L’expérience de la honte offre, d’après Sartre, une illustration de
ce que notre rapport à autrui peut être dans certaines circonstances.
La honte est honte de soi , mais devant une autre conscience. Car,
pour qu’il y ait honte, il faut bien que je me reconnaisse dans cette
image que l’autre me renvoie : « j’ai honte de ce que je suis ». C’est
qu’en effet autrui est le révélateur de mon identité : il est « le
médiateur entre moi et moi-même ».
« Considérons, par exemple,
la honte .(…) Elle est conscience non positionnelle (de) soi comme
honte et, comme tel, c’est un exemple de ce que les Allemands appellent «
Erlebnis », elle est accessible à la réflexion. En outre sa structure
est intentionnelle, elle est appréhension honteuse de ce quelque chose
et ce quelque chose est moi. J’ai honte de ce que je suis. La honte
réalise donc une relation intime de moi avec moi : j’ai découvert par la
honte un aspect de mon être. Et pourtant, bien que certaines formes
complexes et dérivées de la honte puissent apparaître sur le plan
réflexif, la honte n’est pas originellement un phénomène de réflexion.
En effet, quels que soient les résultats que l’on puisse obtenir dans la
solitude par la pratique religieuse de la honte, la honte dans sa
structure première est honte devant quelqu’un. Je viens de faire un
geste maladroit ou vulgaire : ce geste colle à moi je ne le juge ni le
blâme, je le vis simplement, je le réalise sur le mode du pour-soi. Mais
voici tout à coup que je lève la tête : quelqu’un était là et m’a vu.
Je réalise tout à coup la vulgarité de mon geste et j’ai honte. Il est
certain que ma honte n’est pas réflexive, car la présence d’autrui à ma
conscience, fût-ce à la manière d’un catalyseur, est incompatible avec
l’attitude réflexive ; dans le champ de la réflexion je ne peux jamais
rencontrer que la conscience qui est mienne. Or autrui est le médiateur
entre moi et moi-même : j’ai honte de moi tel que j’apparais à autrui.
Et par l’apparition même d’autrui, je suis mis en mesure de porter un
jugement sur moi-même comme sur un objet, car c’est comme objet que
j’apparais à autrui. Mais pourtant cet objet apparu à autrui, ce n’est
pas une vaine image dans l’esprit d’un autre.

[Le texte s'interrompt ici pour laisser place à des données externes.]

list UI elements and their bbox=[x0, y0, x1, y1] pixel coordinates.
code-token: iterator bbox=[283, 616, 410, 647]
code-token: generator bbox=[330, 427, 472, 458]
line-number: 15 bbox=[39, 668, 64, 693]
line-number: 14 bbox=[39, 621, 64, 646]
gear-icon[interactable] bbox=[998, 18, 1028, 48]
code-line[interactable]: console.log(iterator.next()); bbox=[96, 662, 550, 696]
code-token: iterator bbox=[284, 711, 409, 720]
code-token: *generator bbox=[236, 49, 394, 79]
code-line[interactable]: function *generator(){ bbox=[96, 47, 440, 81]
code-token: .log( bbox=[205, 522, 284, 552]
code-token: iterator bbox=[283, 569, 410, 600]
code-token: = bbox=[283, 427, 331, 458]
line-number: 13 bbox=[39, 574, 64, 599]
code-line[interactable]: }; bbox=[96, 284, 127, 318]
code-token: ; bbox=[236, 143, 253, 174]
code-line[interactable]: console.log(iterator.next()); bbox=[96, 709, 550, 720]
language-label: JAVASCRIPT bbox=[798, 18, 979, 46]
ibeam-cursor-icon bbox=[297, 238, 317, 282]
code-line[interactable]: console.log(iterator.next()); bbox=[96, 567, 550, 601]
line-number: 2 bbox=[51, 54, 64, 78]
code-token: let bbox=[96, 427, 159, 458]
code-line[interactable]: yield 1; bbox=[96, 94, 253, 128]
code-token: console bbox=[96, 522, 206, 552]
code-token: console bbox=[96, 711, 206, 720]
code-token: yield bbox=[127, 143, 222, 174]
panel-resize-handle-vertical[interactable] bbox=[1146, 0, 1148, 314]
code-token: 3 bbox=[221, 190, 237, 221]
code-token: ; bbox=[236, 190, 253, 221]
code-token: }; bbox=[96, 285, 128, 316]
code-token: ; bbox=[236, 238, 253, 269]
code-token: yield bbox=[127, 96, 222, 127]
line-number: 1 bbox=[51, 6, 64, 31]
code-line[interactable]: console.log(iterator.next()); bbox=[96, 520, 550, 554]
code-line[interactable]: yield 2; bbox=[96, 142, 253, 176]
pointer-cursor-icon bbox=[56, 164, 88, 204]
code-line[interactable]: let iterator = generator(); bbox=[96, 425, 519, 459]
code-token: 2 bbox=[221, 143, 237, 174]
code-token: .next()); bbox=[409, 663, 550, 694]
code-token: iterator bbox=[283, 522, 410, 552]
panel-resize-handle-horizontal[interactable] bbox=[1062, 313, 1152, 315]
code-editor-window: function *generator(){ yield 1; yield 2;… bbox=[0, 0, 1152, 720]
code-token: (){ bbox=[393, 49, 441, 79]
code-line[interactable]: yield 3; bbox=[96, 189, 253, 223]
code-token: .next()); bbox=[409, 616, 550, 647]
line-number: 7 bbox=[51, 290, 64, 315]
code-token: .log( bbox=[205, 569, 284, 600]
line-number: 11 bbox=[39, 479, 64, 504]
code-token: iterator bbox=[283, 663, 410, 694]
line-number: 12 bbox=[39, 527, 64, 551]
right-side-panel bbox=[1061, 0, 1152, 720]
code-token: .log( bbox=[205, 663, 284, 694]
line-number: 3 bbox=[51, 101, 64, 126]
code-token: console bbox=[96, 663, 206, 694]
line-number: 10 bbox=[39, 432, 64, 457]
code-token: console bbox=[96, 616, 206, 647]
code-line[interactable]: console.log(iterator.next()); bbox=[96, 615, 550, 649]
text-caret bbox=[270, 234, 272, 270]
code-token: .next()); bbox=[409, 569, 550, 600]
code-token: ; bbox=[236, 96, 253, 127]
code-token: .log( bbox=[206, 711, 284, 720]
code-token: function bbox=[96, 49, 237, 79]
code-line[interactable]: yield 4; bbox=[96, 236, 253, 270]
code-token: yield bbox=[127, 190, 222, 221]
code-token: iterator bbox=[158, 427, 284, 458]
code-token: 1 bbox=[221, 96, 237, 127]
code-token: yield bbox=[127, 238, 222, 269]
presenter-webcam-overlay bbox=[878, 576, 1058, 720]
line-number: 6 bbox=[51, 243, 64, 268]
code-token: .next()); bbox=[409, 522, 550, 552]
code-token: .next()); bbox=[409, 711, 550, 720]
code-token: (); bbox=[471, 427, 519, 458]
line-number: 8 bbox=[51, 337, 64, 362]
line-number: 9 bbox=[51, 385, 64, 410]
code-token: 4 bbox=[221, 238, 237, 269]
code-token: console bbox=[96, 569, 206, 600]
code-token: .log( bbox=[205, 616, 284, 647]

Cette image en effet
serait entièrement imputable à autrui et ne saurait me « toucher ». Je
pourrais ressentir de l’agacement, de la colère en face d’elle, comme
devant un mauvais portrait de moi, qui me prête une laideur ou une
bassesse d’expression que je n’ai pas ; mais je ne saurais être atteint
jusqu’aux moelles : la honte est, par nature, reconnaissance. Je
reconnais que je suis comme autrui me voit ».
J-P. Sartre, L’être et le néant (1943), éd. Gallimard, coll. « Tel », 1976, pp.259-260.